One approach I have seen for UOM Classes that works well:
create a new “Other” class for each type of part number (sort of like PartClass)… Example: Cable Class, Hardware Class, Epoxy Class, Wire Class, etc.
Apply all the UOMs that are used in that class (Epoxy stored by Gallon, but purchased by Pound… Cable stocked by Spool, purchased by Pound, used by the inch… and so on).
NOW, when your engineer creates a new part, they simply choose the correct UOM class by the type of product.
This is easier to figure out based on the type of product rather than the type of UOM… people just don’t seem to think that Wire, Cables, and sticks of wood need three different types of UOMs, but if you call the class by that name, it is easier.
But we run into problems where some times pipe is used by the foot, and and other times it’s used a a single 10 FT piece.
So we’d make a UOM class named ‘Pipe Class’, with the following UOM’s…
FT (the base unit)
IN (inch, where: 12 IN = 1 FT)
[ all the other std lengths like YD, M, CM, etc… ]
EA10 (a 10 foot length, 1 EA10 = 10 FT)
EA20 (a 20 foot length, 1 EA20 = 20 FT)
What are your thoughts on having UOM Symbols differing from the UOM Code?
Like setting the Symbol for EA10 to be 10' PC
UOMs with values in them is done quite often for specialty industries, especially when lengths or sheets are involved. But application of a “Pipe” class is exactly what I am suggesting… that way, you already have all the special conversions.
Another example is “Extrusions” where the extrusion length is variable. you can specify “Stick5”, “Stick10” and “Stick15” as the 5, 10 and 15 foot versions, but also have a “Stick” that is part specific, and also “FT” and “IN” as well as “LB” for pounds so that you can have the pounds per foot calculations.
Watch out for feet and inch conversions though. It’s all set up to work right except If you inventory in ft and try to issue by the inch, rounding goes through a loophole when you divide by 12 and you end up with problems with too many decimals in your transactions.
We have an issue with a UOM that has a VERY large conversion factor.
We use polyester thread to wrap some of our cable assemblies. We stock and issue the thread by the foot. Problem arises due to the fact that the supplier sells it by the pound. The conversion is something like 1800 yds/pound, which is 5400 FT/LB. Since it’s only around $2.00 pound, that makes the unit cost (in IUM) to be $0.00037/FT
years ago I worked with a customer who had ultra small UOMs for the plastic insulation for Wire… they had all their engineering by the inch, which made costs so small, they either rounded down to zero, or rounded up to a number larger than desired… the result was that their standard costing was a mess.
My suggested solution was to revise their engineering. I asked one simple question. “What is the smallest jobsize for manufacturing wire?”… their answer: "OH… we never make less than 1000 feet.
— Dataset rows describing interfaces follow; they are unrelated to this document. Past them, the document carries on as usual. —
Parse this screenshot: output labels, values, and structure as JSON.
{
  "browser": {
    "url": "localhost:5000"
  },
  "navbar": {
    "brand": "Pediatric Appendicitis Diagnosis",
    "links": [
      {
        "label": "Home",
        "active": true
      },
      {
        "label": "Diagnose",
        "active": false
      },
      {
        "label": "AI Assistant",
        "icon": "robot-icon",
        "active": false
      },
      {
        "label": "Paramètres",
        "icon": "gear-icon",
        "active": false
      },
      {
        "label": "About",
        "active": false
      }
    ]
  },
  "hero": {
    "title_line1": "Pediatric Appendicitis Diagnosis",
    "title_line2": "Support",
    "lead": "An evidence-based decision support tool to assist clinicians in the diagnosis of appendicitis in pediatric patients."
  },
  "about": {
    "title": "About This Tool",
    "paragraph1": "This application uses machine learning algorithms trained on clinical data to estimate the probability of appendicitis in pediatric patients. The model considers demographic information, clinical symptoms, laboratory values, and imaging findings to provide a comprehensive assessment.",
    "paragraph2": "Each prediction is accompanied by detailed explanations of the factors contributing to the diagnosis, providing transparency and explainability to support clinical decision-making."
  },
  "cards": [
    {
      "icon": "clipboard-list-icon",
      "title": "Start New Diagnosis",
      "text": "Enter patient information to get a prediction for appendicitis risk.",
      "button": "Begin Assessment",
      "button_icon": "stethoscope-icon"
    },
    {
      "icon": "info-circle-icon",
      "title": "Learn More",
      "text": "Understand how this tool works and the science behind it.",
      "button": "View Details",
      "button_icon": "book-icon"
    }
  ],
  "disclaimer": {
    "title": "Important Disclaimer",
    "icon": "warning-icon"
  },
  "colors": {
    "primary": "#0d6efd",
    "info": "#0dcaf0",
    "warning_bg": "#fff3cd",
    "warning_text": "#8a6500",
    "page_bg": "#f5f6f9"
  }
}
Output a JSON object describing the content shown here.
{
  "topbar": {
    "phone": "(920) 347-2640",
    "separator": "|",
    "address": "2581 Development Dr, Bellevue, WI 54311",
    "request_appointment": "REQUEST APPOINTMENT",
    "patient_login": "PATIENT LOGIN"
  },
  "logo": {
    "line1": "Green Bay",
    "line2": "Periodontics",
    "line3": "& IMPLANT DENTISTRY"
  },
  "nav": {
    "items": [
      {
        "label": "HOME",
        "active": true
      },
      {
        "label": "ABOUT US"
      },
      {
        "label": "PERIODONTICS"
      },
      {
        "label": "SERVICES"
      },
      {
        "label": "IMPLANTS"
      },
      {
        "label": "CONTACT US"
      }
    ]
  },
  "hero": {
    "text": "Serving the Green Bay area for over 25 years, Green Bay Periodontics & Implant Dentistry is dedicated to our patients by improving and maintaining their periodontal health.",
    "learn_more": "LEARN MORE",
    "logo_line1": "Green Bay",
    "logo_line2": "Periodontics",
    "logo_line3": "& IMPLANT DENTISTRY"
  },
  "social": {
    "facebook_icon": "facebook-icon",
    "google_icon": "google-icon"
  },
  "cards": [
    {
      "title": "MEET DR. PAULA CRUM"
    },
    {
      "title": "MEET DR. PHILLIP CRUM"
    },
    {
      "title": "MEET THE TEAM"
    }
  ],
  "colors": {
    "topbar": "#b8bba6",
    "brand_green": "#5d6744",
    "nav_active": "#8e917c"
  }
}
SO… we did a quick test, revising the BOM to be for 1000 feet instead of one inch… costing was perfect “to the penny”. This solution actually turned into a big win because everything was easier for them in the long run with using whole numbers instead of lots of decimal values.
So, yes… sometimes rounding and small uoms can get you in trouble. but sometimes it might take some rethinking.
When should one go all the way to a part specific UOM?
We use several epoxies, which we purchase by the LB, and issue by the OZ (measured into marked mixing cup). Using a part class “EPOXY PART” wouldn’t work because the different epoxy components have different densities.
Resin X is 100 OZ / LB, Hardener for X is 90 OZ / LB
Resin Y is 80 OZ / LB, Hardener for Y is 77 OZ / LB
I was burned by poor UOM choices when I setup E10, so I think long and hard before jumping into something new when it comes to them.
Most of us here are Operations or Technical types, but it pays to keep in mind that any ERP system is, at the end of the day (or more appropriately the end of the Fiscal Period), a hi-falutin’ accounting program.
And changing a UOM Conversion after transactions have taken place is an Inventory Valuation problem. In extreme cases, it can require restatement of prior periods, which makes the finance folks, well, annoyed.
@thager, remember the fun we had with this back in the day?